National real estate data continues to hobble along in the doldrums, especially new home sale data. Recent home “resale data” (not newly constructed homes) is also quite poor—led primarily by the glut of homes on the market combined with record setting foreclosures and a general the lack of buyers.
Locally, the trends are quite different. Preferential neighborhoods in South and Central Marin have never had the overhanging inventory of homes on the market that other areas have had and thus our prices have been generally more stable. The best homes on the best lots in each area have sold right thru the recession at decent prices—especially view homes in Southern Marin.
Commercial real estate news in San Francisco is quite positive which usually precedes increased demand for Marin homes by about 9-12 months as it takes that long for offices spaced to be finished, and people to be hired. Eventually these folks need homes and some of them will end up in Marin County.
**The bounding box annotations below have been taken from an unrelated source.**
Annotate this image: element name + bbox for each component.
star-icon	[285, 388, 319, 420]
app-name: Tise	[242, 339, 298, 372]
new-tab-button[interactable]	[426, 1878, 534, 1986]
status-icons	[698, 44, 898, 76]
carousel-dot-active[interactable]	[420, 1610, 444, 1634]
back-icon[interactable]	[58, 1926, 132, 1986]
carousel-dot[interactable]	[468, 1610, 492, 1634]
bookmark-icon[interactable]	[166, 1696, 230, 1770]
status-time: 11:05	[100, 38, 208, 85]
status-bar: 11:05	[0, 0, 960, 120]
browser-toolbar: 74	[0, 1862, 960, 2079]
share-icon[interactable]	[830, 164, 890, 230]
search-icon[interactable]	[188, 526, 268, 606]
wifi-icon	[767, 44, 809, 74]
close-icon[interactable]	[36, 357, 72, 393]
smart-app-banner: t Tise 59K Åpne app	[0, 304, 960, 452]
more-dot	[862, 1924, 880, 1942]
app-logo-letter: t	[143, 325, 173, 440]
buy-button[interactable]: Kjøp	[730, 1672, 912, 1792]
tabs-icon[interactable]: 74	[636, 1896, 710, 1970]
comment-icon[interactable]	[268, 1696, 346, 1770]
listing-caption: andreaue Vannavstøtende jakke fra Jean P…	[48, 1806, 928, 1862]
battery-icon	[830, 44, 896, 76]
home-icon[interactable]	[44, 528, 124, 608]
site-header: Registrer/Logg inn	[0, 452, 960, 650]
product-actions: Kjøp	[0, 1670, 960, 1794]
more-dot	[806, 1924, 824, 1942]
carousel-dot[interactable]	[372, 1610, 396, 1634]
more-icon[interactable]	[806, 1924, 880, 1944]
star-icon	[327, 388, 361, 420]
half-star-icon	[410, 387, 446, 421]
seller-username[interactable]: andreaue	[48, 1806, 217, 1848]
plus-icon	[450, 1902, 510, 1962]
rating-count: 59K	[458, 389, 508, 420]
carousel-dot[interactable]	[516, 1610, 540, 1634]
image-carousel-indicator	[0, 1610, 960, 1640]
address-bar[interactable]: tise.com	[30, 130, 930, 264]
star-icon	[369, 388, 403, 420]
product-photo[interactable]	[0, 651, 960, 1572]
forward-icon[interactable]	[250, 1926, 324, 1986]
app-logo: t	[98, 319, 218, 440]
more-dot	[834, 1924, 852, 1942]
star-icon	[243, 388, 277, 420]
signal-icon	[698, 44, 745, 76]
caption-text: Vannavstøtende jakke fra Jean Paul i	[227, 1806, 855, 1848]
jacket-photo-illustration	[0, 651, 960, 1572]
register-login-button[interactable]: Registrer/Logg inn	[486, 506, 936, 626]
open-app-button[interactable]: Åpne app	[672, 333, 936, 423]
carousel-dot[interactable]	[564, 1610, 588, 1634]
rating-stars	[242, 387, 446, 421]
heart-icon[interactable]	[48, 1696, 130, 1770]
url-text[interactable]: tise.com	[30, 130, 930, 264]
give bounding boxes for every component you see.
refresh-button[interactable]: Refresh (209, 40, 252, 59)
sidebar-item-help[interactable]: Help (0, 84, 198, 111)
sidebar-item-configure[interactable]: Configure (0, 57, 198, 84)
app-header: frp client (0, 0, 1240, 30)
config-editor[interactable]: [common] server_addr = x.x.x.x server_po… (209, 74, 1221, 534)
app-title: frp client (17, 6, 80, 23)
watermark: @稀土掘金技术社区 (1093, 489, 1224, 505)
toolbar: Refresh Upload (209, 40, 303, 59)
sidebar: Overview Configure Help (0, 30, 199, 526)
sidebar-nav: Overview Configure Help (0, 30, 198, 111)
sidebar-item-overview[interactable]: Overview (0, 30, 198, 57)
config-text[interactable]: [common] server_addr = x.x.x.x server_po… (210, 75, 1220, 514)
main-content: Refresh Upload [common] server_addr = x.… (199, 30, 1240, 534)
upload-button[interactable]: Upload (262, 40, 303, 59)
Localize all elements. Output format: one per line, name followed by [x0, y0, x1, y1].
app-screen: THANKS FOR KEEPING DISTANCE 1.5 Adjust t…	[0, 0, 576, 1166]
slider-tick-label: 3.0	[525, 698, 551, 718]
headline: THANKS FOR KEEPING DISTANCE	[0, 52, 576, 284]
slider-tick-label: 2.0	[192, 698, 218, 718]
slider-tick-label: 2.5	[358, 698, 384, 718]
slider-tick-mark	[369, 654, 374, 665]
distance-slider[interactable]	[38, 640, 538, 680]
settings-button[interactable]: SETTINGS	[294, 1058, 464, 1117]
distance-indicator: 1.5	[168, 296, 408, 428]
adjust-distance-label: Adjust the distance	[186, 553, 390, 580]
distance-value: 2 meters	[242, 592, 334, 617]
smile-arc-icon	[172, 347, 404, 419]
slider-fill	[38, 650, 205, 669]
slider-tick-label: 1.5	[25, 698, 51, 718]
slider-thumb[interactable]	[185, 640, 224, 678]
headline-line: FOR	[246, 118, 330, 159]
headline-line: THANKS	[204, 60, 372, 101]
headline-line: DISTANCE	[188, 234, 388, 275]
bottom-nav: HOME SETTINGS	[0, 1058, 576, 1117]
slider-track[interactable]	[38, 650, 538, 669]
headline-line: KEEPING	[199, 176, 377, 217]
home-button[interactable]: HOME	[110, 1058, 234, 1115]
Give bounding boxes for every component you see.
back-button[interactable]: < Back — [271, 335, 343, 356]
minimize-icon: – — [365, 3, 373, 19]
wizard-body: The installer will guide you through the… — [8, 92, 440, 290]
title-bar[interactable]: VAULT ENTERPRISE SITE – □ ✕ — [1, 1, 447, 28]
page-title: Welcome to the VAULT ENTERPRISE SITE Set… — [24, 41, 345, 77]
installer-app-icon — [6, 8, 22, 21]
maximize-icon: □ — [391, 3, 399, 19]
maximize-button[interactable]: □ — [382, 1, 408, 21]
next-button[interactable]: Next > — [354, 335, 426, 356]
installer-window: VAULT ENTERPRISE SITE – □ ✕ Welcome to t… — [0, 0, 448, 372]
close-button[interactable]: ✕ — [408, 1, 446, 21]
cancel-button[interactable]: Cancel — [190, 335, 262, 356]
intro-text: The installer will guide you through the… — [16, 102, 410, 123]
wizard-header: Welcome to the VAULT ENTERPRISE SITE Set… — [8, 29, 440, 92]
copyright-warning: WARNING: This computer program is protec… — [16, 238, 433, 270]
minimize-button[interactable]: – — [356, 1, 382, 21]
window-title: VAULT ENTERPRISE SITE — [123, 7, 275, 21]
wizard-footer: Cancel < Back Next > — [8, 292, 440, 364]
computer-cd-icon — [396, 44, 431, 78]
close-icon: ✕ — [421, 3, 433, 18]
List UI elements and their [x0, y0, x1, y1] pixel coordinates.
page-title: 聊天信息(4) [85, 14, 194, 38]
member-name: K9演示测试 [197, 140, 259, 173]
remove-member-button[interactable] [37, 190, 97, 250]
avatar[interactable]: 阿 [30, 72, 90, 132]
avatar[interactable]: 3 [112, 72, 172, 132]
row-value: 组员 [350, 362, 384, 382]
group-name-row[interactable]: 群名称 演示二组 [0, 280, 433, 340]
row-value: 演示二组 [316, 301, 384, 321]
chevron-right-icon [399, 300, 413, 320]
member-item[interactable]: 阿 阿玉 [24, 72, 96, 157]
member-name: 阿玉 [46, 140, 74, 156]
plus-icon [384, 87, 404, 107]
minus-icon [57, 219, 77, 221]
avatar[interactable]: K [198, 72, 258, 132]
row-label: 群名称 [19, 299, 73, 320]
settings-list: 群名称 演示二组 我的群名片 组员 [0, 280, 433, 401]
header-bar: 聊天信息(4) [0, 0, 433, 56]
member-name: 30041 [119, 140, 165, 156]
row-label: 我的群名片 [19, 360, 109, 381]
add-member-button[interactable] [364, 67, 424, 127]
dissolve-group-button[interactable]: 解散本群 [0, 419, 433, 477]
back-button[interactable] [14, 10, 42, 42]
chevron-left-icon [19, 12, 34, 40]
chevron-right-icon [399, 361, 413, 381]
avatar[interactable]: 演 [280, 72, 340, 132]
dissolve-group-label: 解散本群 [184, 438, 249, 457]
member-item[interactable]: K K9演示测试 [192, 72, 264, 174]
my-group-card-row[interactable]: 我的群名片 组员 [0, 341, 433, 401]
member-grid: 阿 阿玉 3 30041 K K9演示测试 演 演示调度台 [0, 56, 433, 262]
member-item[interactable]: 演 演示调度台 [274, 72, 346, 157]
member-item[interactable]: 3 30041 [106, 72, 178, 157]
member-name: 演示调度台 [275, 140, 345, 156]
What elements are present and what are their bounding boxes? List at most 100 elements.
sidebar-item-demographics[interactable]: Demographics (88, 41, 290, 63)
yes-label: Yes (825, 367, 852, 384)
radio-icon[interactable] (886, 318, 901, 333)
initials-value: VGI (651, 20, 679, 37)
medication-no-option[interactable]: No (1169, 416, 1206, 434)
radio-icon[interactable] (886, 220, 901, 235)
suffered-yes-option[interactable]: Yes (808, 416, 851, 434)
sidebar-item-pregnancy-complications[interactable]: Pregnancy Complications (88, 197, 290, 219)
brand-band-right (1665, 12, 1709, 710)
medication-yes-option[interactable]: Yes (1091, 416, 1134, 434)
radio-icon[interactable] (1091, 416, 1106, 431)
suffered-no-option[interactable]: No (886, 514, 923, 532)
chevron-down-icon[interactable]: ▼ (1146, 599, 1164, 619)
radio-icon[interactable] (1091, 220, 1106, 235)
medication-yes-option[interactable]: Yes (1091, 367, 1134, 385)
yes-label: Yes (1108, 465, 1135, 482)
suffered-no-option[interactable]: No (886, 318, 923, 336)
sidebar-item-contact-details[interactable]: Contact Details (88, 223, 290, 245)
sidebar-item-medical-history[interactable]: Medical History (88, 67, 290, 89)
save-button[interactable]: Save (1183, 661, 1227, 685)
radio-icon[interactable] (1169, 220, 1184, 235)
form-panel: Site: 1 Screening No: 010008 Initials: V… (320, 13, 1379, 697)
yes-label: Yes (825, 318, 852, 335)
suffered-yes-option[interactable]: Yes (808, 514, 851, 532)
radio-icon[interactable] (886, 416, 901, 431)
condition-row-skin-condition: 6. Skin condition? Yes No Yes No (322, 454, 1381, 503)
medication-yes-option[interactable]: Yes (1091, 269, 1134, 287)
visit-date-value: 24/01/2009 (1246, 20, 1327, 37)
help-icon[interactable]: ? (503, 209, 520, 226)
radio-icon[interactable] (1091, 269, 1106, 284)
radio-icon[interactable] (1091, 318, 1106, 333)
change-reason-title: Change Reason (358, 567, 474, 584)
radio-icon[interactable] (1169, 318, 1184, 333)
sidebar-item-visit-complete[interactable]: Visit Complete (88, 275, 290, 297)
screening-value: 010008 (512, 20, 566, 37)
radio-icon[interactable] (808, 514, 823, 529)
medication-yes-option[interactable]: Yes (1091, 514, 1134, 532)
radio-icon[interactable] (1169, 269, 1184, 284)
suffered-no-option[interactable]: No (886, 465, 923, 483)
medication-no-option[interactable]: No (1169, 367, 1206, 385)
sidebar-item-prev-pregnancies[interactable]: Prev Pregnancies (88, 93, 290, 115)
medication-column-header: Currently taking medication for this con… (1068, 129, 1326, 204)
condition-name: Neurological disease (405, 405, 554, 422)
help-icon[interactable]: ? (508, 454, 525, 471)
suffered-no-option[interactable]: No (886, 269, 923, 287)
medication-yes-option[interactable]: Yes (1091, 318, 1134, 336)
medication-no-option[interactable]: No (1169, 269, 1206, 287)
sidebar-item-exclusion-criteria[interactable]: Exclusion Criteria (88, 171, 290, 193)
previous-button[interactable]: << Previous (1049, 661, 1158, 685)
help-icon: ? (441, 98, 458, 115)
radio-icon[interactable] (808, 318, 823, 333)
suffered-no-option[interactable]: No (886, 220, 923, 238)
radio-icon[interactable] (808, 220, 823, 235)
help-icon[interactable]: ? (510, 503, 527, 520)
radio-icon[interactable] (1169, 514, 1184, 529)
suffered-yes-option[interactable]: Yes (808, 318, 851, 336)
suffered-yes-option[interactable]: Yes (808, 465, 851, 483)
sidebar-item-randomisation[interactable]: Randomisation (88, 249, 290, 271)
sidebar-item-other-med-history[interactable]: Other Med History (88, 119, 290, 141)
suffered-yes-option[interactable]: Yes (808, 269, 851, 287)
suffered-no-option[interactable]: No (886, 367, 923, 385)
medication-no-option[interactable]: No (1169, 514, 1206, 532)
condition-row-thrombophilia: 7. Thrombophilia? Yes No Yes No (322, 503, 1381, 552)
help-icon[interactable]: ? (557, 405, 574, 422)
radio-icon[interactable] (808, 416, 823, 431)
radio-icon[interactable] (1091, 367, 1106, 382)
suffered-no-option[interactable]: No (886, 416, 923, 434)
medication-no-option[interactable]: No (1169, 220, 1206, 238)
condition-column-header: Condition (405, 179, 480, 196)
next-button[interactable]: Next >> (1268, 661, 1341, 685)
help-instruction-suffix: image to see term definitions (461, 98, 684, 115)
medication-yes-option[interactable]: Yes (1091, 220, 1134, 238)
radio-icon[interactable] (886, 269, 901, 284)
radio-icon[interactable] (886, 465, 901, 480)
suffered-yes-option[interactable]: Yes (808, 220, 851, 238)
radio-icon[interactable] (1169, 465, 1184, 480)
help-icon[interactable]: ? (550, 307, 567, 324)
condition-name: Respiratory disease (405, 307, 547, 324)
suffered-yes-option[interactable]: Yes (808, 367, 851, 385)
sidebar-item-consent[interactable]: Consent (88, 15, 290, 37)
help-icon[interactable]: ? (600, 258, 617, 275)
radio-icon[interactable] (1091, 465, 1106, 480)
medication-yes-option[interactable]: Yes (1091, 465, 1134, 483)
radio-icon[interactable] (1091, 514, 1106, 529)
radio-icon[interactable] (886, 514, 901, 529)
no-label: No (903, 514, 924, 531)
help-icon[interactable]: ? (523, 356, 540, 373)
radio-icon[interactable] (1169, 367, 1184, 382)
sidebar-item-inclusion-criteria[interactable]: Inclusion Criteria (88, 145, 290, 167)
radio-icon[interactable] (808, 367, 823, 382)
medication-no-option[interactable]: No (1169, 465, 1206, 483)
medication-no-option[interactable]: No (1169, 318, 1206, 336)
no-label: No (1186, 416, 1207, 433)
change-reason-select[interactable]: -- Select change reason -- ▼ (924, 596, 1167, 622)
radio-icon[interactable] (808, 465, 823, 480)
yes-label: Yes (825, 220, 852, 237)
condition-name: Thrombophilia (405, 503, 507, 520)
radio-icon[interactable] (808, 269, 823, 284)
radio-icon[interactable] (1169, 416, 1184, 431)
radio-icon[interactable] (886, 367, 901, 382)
This demand has already hit San Francisco in many neighborhoods—we just sold two homes at record setting $/sqft for that Cow Hollow neighborhood.
Longer Term Outlook:Home Prices are a derivative of Incomes and the local Job Market
There is some misunderstanding regarding how home prices appreciate and what drives this appreciation. Home prices are primarily driven by jobs and incomes within the commutable job market around the subject property. If the number of jobs and incomes are increasing—home prices should increase. The reason for this is that home owners can only spend a certain part of after tax income on housing (around 30%+); the rest needs to be spent on other necessities like food and clothing, and discretionary things like vacations and meals out, and savings.
Secondarily, home prices are driven by interest rates on mortgages and, recently-- lending standards. Other factors include long term demographic cycles—such as perceptions regarding homeownership, and the aging of generations.
The last 20 years in Marin County saw: the baby boomer generation reached its peak in income and spending, while the number of jobs increased, incomes increased, mortgage rates decreased, lending standards decreased, and taxes generally decreased. This created a perfect environment for home prices to appreciate. The next 20 years will likely seeing more stagnant job and income growth, a downward shift in spending habits by the baby boom generation, likely higher taxes, and higher interest rates. Within this environment, it is unlikely that the next 20 years will see the same rapid home price appreciation as the last 20 years.
Importantly, Marin County home prices will likely be more resilient relative to other parts of the country due to the limited supply of housing, great public schools, safe neighborhoods, incredible outdoor lifestyle, and close proximity to one of the best job markets in the country.
The first half of 2012 will likely see an improving real estate market in most areas of Marin, but it likely won’t be until 2015-2017 until demand picks up with Generation Y home buying.